Em 2012 Gisele fundou a Free Store 15104, uma loja onde, segunda a placa colocada na frente da loja, recebe apenas abraços como moeda de troca. Toda mercadoria é doada de lojas e residentes da cidade. De móveis, passando por brinquedos e roupas até alimentos e materiais de higiene pessoal. Tudo de graça para aqueles que necessitam. “Nós sonhamos com uma comunidade construída em relacionamentos com base na cooperação mútua”, diz o website da loja. “Nós usamos a distribuição de itens gratuitos como um catalisador de mudança e encorajamos a reciclagem como meio de neutralizar o desperdício e consumo excessivo”, diz ela.

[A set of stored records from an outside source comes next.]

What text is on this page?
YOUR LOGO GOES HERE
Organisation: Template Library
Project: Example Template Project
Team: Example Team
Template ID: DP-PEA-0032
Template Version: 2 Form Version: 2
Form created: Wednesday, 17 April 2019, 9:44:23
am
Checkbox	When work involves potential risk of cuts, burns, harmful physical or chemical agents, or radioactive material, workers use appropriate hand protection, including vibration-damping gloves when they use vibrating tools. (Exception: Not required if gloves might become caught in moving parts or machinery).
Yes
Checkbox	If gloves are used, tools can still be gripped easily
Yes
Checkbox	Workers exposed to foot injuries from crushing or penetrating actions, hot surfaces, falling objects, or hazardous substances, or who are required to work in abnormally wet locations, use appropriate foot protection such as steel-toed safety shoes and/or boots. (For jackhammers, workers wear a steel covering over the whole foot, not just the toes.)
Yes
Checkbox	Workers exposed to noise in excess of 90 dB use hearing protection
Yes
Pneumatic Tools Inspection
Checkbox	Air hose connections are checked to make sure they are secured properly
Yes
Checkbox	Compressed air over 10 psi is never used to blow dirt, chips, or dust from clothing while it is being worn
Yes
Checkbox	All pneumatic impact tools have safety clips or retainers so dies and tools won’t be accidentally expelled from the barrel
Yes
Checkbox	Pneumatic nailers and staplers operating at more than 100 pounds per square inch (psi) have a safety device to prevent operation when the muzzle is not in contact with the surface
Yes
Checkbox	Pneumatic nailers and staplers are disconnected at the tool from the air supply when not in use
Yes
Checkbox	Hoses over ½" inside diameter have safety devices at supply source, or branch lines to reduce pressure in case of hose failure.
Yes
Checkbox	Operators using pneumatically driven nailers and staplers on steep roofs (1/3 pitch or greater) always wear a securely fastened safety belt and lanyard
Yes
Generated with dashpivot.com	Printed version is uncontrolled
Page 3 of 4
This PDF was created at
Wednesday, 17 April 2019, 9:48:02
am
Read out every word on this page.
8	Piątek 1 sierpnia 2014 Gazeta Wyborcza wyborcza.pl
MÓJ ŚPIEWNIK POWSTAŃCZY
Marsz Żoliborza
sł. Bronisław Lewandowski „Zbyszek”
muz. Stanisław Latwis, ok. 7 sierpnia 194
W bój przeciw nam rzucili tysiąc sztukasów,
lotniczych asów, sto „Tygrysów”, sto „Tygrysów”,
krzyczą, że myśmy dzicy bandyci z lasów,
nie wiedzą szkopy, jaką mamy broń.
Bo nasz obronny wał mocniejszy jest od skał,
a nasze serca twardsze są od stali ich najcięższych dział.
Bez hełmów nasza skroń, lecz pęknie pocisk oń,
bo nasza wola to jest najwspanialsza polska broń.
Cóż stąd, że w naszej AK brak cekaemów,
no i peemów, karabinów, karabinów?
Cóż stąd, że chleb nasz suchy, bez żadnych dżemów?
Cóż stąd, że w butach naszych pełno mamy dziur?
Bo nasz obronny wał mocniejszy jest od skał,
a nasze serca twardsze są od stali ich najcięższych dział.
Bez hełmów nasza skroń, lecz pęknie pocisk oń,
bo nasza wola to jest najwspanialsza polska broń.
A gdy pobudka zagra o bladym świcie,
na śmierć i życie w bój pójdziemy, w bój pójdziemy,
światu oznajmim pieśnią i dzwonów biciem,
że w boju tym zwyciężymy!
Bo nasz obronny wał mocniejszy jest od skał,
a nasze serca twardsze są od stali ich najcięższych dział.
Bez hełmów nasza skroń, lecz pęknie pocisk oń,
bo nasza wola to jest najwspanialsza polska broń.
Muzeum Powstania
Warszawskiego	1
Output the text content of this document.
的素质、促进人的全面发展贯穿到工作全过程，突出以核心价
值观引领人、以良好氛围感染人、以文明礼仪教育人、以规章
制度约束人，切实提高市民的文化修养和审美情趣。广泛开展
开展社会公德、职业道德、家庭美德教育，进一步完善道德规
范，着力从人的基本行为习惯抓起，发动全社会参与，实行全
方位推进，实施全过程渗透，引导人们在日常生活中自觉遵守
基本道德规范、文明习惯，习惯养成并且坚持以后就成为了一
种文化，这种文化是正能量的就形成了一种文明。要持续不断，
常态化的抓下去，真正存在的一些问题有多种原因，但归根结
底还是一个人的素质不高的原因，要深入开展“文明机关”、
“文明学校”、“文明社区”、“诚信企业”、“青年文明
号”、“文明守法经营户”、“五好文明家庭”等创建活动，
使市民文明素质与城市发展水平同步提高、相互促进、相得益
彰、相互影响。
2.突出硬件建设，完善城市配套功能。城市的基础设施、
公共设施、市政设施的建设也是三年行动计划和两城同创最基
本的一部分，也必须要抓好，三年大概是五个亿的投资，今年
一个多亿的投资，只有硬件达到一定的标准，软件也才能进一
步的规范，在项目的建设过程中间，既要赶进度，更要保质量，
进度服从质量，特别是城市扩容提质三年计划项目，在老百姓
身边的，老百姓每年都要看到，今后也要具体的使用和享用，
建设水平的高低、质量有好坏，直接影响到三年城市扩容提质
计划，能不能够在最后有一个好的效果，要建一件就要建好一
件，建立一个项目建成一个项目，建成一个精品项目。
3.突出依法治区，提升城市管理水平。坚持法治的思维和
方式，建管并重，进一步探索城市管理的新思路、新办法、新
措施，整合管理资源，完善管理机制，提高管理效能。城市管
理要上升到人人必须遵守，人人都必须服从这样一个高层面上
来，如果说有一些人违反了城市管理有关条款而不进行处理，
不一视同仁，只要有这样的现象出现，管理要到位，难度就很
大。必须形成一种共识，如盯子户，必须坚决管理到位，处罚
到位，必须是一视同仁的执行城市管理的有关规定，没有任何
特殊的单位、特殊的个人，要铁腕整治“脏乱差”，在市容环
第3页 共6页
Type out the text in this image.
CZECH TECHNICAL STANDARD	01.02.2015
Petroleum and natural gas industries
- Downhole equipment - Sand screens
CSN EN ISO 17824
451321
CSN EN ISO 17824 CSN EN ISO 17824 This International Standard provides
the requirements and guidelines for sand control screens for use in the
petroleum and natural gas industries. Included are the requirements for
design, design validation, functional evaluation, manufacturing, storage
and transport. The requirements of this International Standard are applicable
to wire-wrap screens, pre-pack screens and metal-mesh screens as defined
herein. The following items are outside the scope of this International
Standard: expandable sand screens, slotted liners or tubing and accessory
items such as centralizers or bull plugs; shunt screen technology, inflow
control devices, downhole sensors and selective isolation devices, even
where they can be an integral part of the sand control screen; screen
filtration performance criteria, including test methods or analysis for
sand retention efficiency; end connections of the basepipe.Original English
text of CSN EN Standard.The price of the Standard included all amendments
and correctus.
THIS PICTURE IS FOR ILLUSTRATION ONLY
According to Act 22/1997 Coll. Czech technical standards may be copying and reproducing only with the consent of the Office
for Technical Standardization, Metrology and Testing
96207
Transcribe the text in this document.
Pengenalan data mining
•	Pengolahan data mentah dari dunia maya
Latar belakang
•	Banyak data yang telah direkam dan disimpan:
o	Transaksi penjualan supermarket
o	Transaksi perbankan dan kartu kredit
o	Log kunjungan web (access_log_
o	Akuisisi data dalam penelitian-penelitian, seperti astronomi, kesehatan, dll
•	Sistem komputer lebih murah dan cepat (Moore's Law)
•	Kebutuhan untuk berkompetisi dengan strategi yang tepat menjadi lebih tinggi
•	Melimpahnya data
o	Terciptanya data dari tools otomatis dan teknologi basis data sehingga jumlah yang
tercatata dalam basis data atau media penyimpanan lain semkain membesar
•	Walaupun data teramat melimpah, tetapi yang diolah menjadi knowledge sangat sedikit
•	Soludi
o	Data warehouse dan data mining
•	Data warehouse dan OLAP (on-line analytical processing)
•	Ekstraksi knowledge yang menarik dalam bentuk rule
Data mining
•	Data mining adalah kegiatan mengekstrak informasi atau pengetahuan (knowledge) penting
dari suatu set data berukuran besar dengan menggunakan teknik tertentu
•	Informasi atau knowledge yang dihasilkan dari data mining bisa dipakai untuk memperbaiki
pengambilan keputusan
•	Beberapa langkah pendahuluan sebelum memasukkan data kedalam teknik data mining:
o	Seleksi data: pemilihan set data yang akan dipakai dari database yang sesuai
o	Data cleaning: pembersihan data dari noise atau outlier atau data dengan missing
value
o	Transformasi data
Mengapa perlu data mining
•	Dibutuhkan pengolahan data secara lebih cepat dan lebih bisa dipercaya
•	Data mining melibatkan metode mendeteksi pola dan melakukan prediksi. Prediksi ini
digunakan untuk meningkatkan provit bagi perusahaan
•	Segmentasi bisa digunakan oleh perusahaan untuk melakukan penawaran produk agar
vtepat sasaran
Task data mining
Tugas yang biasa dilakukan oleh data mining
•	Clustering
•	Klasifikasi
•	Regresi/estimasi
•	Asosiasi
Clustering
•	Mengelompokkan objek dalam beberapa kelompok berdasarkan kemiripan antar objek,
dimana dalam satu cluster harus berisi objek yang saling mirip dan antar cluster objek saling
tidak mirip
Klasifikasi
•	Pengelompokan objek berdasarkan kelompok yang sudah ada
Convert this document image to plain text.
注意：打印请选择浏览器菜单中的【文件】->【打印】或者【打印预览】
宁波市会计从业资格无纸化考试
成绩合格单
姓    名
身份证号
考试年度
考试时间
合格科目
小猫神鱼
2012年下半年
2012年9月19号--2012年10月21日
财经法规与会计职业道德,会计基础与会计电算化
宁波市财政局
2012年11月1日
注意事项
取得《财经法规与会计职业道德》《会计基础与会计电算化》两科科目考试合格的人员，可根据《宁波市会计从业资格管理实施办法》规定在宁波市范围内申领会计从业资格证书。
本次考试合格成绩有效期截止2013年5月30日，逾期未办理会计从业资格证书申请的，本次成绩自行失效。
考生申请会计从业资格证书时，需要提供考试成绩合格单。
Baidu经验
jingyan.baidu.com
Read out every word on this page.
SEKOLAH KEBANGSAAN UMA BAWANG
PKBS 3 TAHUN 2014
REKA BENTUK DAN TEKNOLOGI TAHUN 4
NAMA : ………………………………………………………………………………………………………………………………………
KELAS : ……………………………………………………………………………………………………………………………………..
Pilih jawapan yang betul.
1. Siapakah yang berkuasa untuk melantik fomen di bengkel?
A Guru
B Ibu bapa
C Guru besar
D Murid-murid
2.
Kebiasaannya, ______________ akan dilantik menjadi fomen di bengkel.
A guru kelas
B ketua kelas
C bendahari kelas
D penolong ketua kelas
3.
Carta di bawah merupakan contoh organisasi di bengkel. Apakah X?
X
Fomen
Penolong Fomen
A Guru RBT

Além da loja, ela também ajudou a fundar a 412 Food Rescue. Uma organização que recebe alimentos de supermercados que, devido ao excesso de estoque ou proximidade da data de validade, iriam para o lixo. Estes alimentos são entregues para outras entidades que fazem a distribuição para pessoas em vulnerabilidade social.

Quando o marido se tornou o vice-governador do estado, a família passou a ter direito a ocupar uma mansão de propriedade do estado na cidade de Fort Indiantown Gap, localizada a cerca de 3 hora e meia de carro de Braddock. Gisele e o marido decidiram permanecer da casa onde moram. Com a mansão vazia, e uma piscina de 140 metros quadrados continuando à disposição deles, o casal decidiu abrir para toda a comunidade. Entidades não governamentais realizam programas que ensinam segurança na água para jovens e crianças. Em especial para famílias de afro-descendentes. As estatísticas mostram que este grupo tem três vezes mais risco de afogamento em comparação com famílias brancas.

“Nós podemos ter um papel central na mudança desta estatística”, disse ela. “Natação vem com um legado doloroso de segregação racial. Se minhas crianças podem nadar nesta piscina, toda criança da Pensilvânia também pode”.

Dreamers

Em agosto desde ano, menos de dois meses após a administração Trump tentar acabar com o programa DACA (Deferred Action for Childhood Arrivals), que protege de deportações jovens estudantes que chegaram ao país sem documentos trazidos pelos pais, Gisele e o marido escreveram uma carta aberta criticando a posição do governo federal e sua insensibilidade com estas pessoas. Ela própria, que já foi uma destas pessoas, disse na carta que “nosso país enfrenta problemas reais e sistêmicos. E, criminalizar alunos do ensino médio que querem apenas viver uma vida normal, não faz nada para nos tornar mais felizes, saudáveis ou seguros”, diz trecho da carta.